Removing words which contains only 'x' as repeating pattern using regex

Question

I have a following text:

text = "upi xxxxxxxxxx manoj jayant xxx xxxxxxx532kvblhii"

I am trying to remove repeating pattern with word only containing x to get the ouput as below:

out = "upi manoj jayant xxxxxxx532kvblhii"

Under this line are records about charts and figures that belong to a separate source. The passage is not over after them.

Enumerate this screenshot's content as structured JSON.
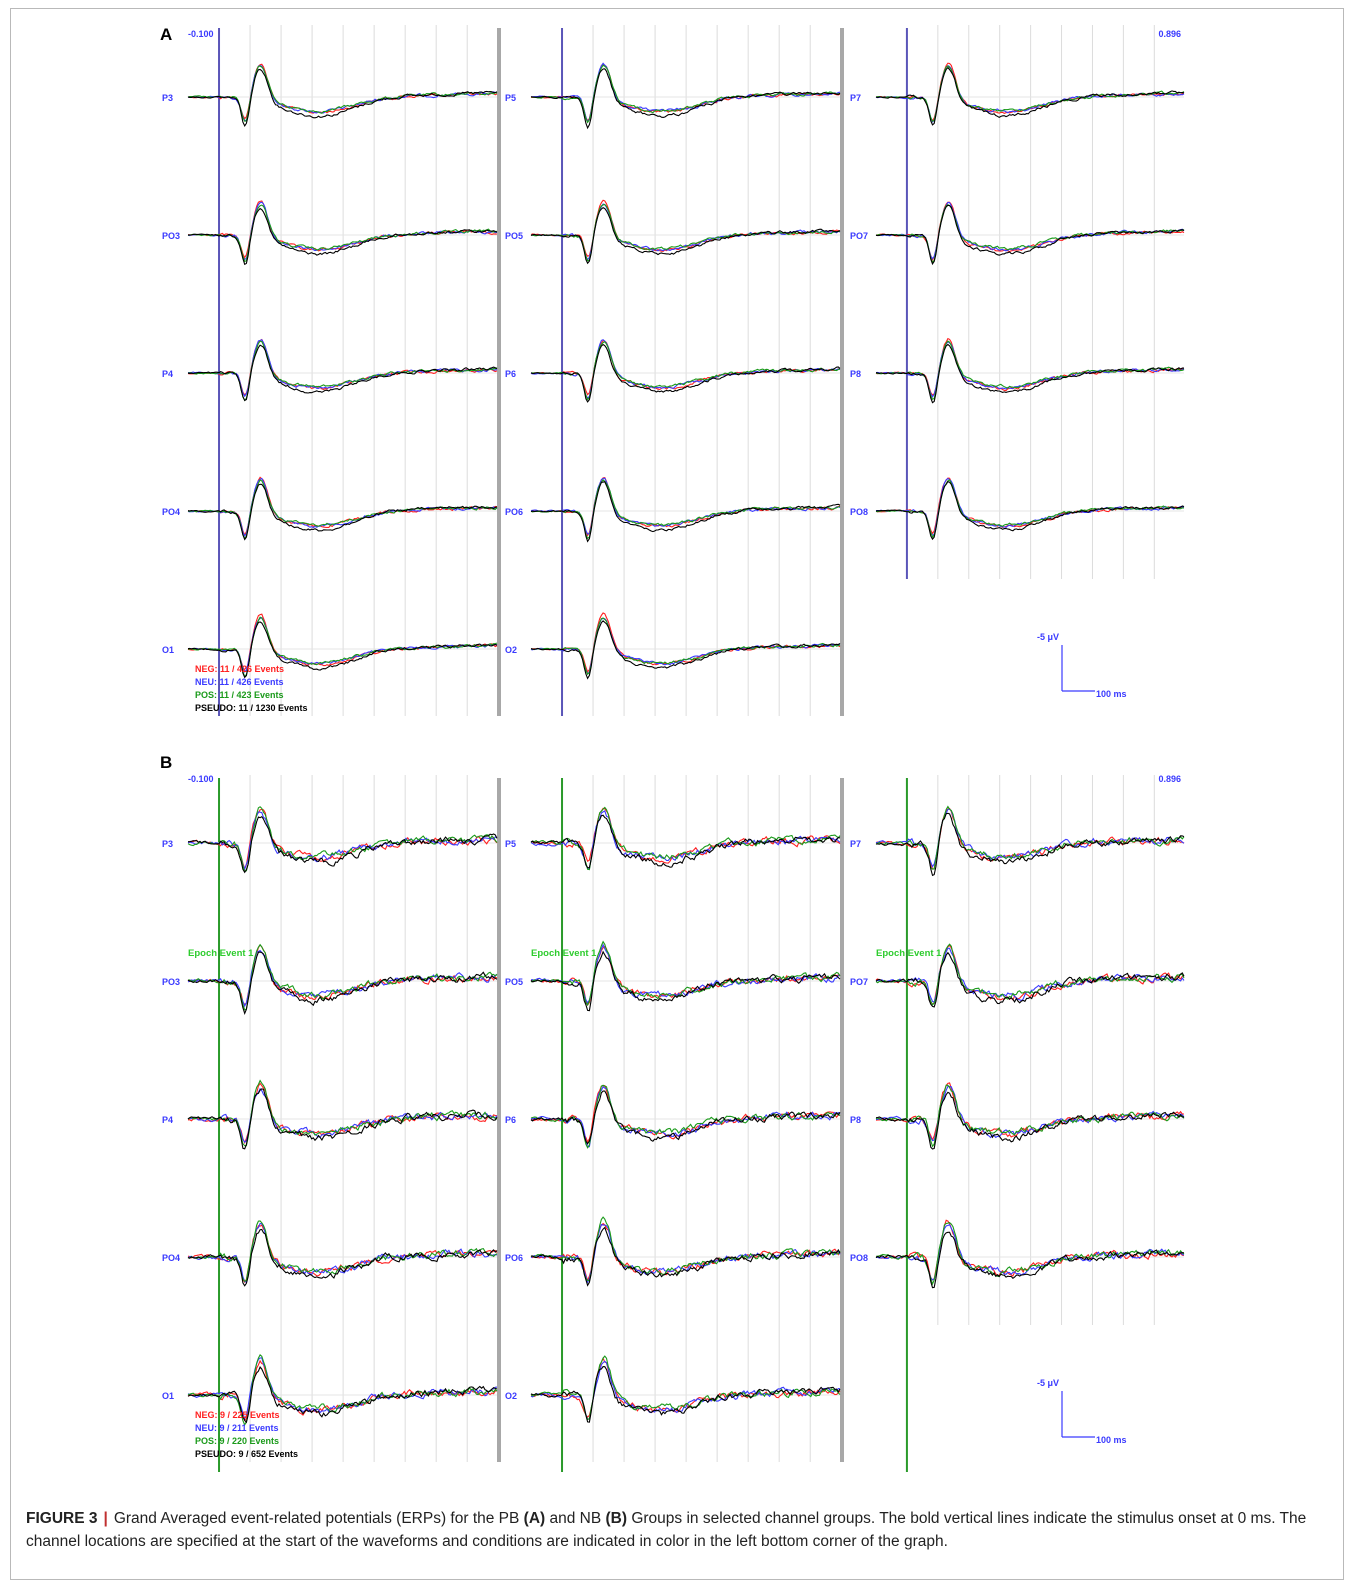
{
  "figure": {
    "panels": [
      {
        "label": "A",
        "time_start_label": "-0.100",
        "time_end_label": "0.896",
        "onset_line_color": "#5a55b8",
        "epoch_event_label": "",
        "columns": [
          {
            "channels": [
              "P3",
              "PO3",
              "P4",
              "PO4",
              "O1"
            ]
          },
          {
            "channels": [
              "P5",
              "PO5",
              "P6",
              "PO6",
              "O2"
            ]
          },
          {
            "channels": [
              "P7",
              "PO7",
              "P8",
              "PO8"
            ]
          }
        ],
        "legend": [
          {
            "condition": "NEG",
            "text": "NEG: 11 / 426 Events",
            "color": "#ff2020"
          },
          {
            "condition": "NEU",
            "text": "NEU: 11 / 426 Events",
            "color": "#3a3aff"
          },
          {
            "condition": "POS",
            "text": "POS: 11 / 423 Events",
            "color": "#1a9a1a"
          },
          {
            "condition": "PSEUDO",
            "text": "PSEUDO: 11 / 1230 Events",
            "color": "#000000"
          }
        ],
        "scale_bar": {
          "amplitude_label": "-5 μV",
          "time_label": "100 ms"
        }
      },
      {
        "label": "B",
        "time_start_label": "-0.100",
        "time_end_label": "0.896",
        "onset_line_color": "#2a9a2a",
        "epoch_event_label": "Epoch Event 1",
        "columns": [
          {
            "channels": [
              "P3",
              "PO3",
              "P4",
              "PO4",
              "O1"
            ]
          },
          {
            "channels": [
              "P5",
              "PO5",
              "P6",
              "PO6",
              "O2"
            ]
          },
          {
            "channels": [
              "P7",
              "PO7",
              "P8",
              "PO8"
            ]
          }
        ],
        "legend": [
          {
            "condition": "NEG",
            "text": "NEG: 9 / 225 Events",
            "color": "#ff2020"
          },
          {
            "condition": "NEU",
            "text": "NEU: 9 / 211 Events",
            "color": "#3a3aff"
          },
          {
            "condition": "POS",
            "text": "POS: 9 / 220 Events",
            "color": "#1a9a1a"
          },
          {
            "condition": "PSEUDO",
            "text": "PSEUDO: 9 / 652 Events",
            "color": "#000000"
          }
        ],
        "scale_bar": {
          "amplitude_label": "-5 μV",
          "time_label": "100 ms"
        }
      }
    ]
  },
  "chart_data": {
    "type": "line",
    "x_unit": "s",
    "xlim": [
      -0.1,
      0.896
    ],
    "stimulus_onset": 0,
    "gridline_interval_ms": 100,
    "y_axis_inverted": true,
    "series_colors": {
      "NEG": "#ff2020",
      "NEU": "#3a3aff",
      "POS": "#1a9a1a",
      "PSEUDO": "#000000"
    },
    "x": [
      -0.1,
      0.0,
      0.05,
      0.1,
      0.15,
      0.2,
      0.25,
      0.3,
      0.35,
      0.4,
      0.5,
      0.6,
      0.7,
      0.8,
      0.896
    ]
  },
  "caption": {
    "label": "FIGURE 3",
    "separator": "|",
    "seg1": "Grand Averaged event-related potentials (ERPs) for the PB ",
    "ref_a": "(A)",
    "seg2": " and NB ",
    "ref_b": "(B)",
    "seg3": " Groups in selected channel groups. The bold vertical lines indicate the stimulus onset at 0 ms. The channel locations are specified at the start of the waveforms and conditions are indicated in color in the left bottom corner of the graph."
  }
}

I have used following regex which is giving wrong output

re.sub('[x]', '', text)

out = "upi  manoj jayant 532kvblhii"

Please help me to correct my regex.

Answer 1

Use word boundaries to indicate only words consisting entirely of x :

text = "upi xxxxxxxxxx manoj jayant xxx xxxxxxx532kvblhii"
out = re.sub(r'\s*\bx+\b\s*', ' ', text)
print(out.strip())

This prints:

upi manoj jayant xxxxxxx532kvblhii

The logic here is to insist on matching xxx only as entire words. We also consume all whitespace on either end, and then replace with just a single space, to keep the separation between other surrounding words. There is an edge case in doing this, which is that extra spaces might be left remaining at the start and end of the output, which we then strip off.

Answer 2

You can use a regex and a non-regex approach:

# Without regex:
text = "upi xxxxxxxxxx manoj jayant xxx xxxxxxx532kvblhii"
print( " ".join([x for x in text.split() if x != len(x) * x[0] ]) )
# => upi manoj jayant xxxxxxx532kvblhii

# With regex:
import re
print( re.sub(r'\s*\bx+\b', '', text).lstrip() )
upi manoj jayant xxxxxxx532kvblhii

See the Python demo and the regex demo .

No-regex solution details

• text.split() is used to split the string with whitespace
• if x != len(x) * x[0] means that we discard all words that contain the same amount of its first character as there are chars in the word.

Regex details

• \s* - zero or more whitespaces
• \b - a word boundary
• x+ - one or more x chars
• \b - a word boundary.

Note the .lstrip() is only needed when the xxx word appears at the start of the string and there might be a chance of unwelcome leading whitespace.